5 ways to build home equity
The way to build your home equity is by making consistent mortgage payments over the years. The longer you pay off your mortgage, the more equity you’ll have in your home.
1. Make a down payment
Making a large down payment is one of the easiest and fastest ways to build up equity in your home. The more you put down when you purchase the home, the more equity you have from the beginning. Plus, if you make a down payment of 20% or more, you can eliminate the requirement for private mortgage insurance, or PMI, which can add hundreds of dollars to your monthly mortgage payment.
2. Focus on paying off your mortgage
You can always make an additional mortgage payment or two if your budget allows. Making 13 or 14 mortgage payments a year instead of just 12 will cut down the amount of interest you pay over the lifetime of your loan, as well as shaving off the amount of time it takes you to pay back the loan.
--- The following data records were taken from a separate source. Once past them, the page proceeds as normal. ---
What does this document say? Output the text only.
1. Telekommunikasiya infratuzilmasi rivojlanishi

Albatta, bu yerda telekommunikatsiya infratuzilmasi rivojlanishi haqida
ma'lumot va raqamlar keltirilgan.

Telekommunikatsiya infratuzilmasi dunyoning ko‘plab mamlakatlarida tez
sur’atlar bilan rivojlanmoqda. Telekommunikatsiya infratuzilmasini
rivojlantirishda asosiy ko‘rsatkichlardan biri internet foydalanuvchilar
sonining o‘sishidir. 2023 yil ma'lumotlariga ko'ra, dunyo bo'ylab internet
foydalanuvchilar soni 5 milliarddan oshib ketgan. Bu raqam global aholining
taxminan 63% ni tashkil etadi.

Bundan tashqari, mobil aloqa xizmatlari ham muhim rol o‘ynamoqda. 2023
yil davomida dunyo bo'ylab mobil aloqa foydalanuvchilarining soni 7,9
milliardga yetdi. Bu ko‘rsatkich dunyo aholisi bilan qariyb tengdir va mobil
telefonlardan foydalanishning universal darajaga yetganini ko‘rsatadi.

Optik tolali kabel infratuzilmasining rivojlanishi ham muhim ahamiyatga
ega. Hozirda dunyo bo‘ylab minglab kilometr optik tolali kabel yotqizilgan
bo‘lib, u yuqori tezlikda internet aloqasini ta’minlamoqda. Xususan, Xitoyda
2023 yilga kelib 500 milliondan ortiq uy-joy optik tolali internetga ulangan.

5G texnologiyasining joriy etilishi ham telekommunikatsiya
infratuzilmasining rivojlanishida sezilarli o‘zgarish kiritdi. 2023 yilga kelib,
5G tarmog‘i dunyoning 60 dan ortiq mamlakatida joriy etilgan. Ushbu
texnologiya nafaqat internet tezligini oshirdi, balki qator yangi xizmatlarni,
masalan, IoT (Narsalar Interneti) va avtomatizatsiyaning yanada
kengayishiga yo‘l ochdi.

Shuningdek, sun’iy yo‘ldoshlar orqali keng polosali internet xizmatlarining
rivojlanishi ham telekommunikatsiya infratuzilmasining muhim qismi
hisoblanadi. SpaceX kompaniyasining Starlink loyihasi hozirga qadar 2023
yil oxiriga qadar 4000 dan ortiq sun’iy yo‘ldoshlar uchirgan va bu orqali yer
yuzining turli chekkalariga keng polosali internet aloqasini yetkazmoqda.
If, for example, you get a tax return this year, consider putting that chunk of money towards your mortgage instead of towards savings or investing -- if you can afford it.
3. Pay more than the minimum
Just as with credit cards, you’ll pay off your debt faster if you pay more than the minimum payment due every month. The same is true for mortgages. If you can pay $100 or $200 more towards your home loan each month, you’ll reduce the amount of interest you pay over time on your mortgage. Plus, as with most mortgages, when you make a payment only a portion of it goes towards paying off the principal balance of your loan -- your payment also goes towards paying down the interest or such items as PMI. Take the time to understand the terms of your mortgage and how your money will be used to pay back your loan to your lender.
4. Stay in your home at least five years
For most homeowners, it takes around five to 10 years to build up 15% to 20% of home equity. So if you plan to move before five years, it may not make sense to try and tap into your home equity because you may not have established enough yet. Home values also tend to rise over time, so if you don’t stay for at least five years you can’t take advantage of the appreciation of the value of your home, which naturally gives you more equity in your property.
5. Renovate and spruce up
Home renovations are a great way to use your home equity because you increase the value of your home while enjoying your investment. Plus, there are tax benefits if you access your home equity using certain types of home equity loans. For example, if you use a home equity line of credit, or HELOC, to complete any home improvements, the interest on your loan is tax deductible.